Idiote. Elle savait que c’était possible, pourtant. Elle s’y croyait prête. Mais maintenant… elle avait mal. Mal… Une minute, ou peut-être une éternité, elle laissa la vague l’engloutir. Elle ne sentait pas les langues râpeuses et les museaux moites qui la poussaient, accompagnés de quelques coups de tête. Elle ne sentait que le rejet, ne voyait que Tinuviel poser brusquement la dague devant elle avant de s’éclipser. Elle l’aurait enfoncée dans sa chair, l’effet aurait été le même. Presque.
Pourquoi ?
Une question qui la tira de sa torpeur en quelques secondes. Il devait y avoir une raison… Elle cligna des yeux. Et à la place de Tinuviel qui sortait en colère, elle vit la sœur des loups, la Fille du Crépuscule, l’enfant sauvage. La réponse n’était pas bien loin… Tinuviel était seule, et elle voulait rester seule. Mais ca aussi laissait Elera perplexe. Pourquoi, encore ? Avait-elle peur des autres ? Non, elle n’avait pas peur d’Elera. Peut-être qu’elle avait été trahie, et qu’elle s’était réfugiée dans la solitude. Possible. Ou alors… Se souvenant de la cuisine, et de la nervosité de Tinuviel, une autre possibilité s’ouvrit devant elle. Elle… haïssait les hommes ? Alors elle restait loin d’eux, et vivait seule à l’extérieur ? Mais ca n’était pas tout non plus. Sinon, pourquoi ne serait-elle pas avec d’autres animaux ? Pourquoi ne voyait-elle pas les renardeaux comme les petites flammes de vie qu’ils étaient, au lieu de ne voir en eux que de faibles boules de poils ? Non, décidément, si elle n’aimait pas les hommes, son refus ne venait pas de là. Pas seulement, en tout cas. Il semblait qu’elle évitait tous liens qui la rattachaient aux autres.

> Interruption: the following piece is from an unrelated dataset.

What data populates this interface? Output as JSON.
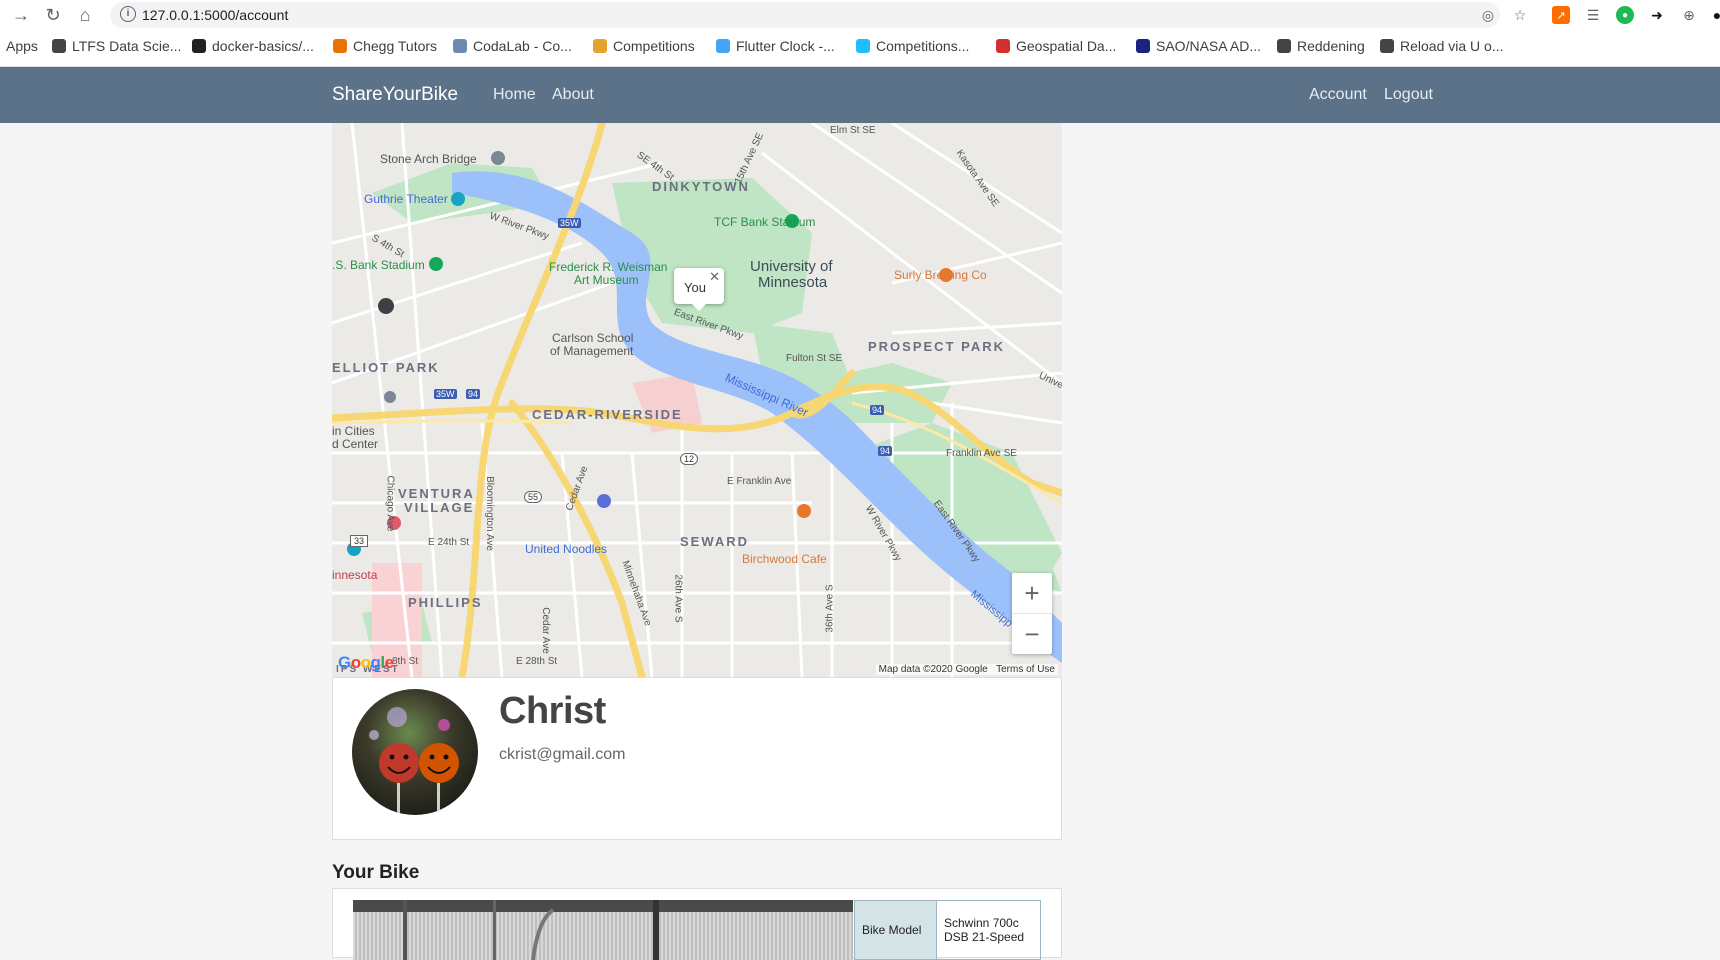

Elle comprenait, elle ne comprenait pas… Sûrement sentait-elle un danger invisible d’Elera dans ces liens, puisqu’elle ne les voyait jamais qu’au dernier moment et que Tinuviel était toujours sur le qui-vive. Auquel cas elle avait sûrement raison de garder ses distances. Voilà. Elle ne souhaitait pas avoir une… amie. Ou une famille. L’image d’Elisa, qui elle rêvait d’en trouver une, apparut un instant dans sa mémoire. Etrange comme les souhaits des uns et des autres pouvaient être aussi différents…
Plus qu’une chose à faire, dans ce cas. La dernière chose à faire en toute situation. Ou peut-être la première… Accepter. Elera ramassa le panier vide, glapit doucement en direction des renardeaux en signe d’au revoir, puis s’apprêta à partir avant de s’arrêter alors qu’elle allait ressortir. La dague. Elle avait oublié la dague. Il ne manquait plus que les petits se coupent dessus. Elle fit demi-tour et reprit l’objet lentement, le regardant d’un air mi-agacé, mi-décidé. Une nuit de travail, et il ne servirait jamais. Parce qu’elle ne le garderait pas ; il était pour Tinuviel, et si elle avait choisi de le jeter par terre, alors il resterait par terre. Mais pas ici, pas au milieu des renardeaux.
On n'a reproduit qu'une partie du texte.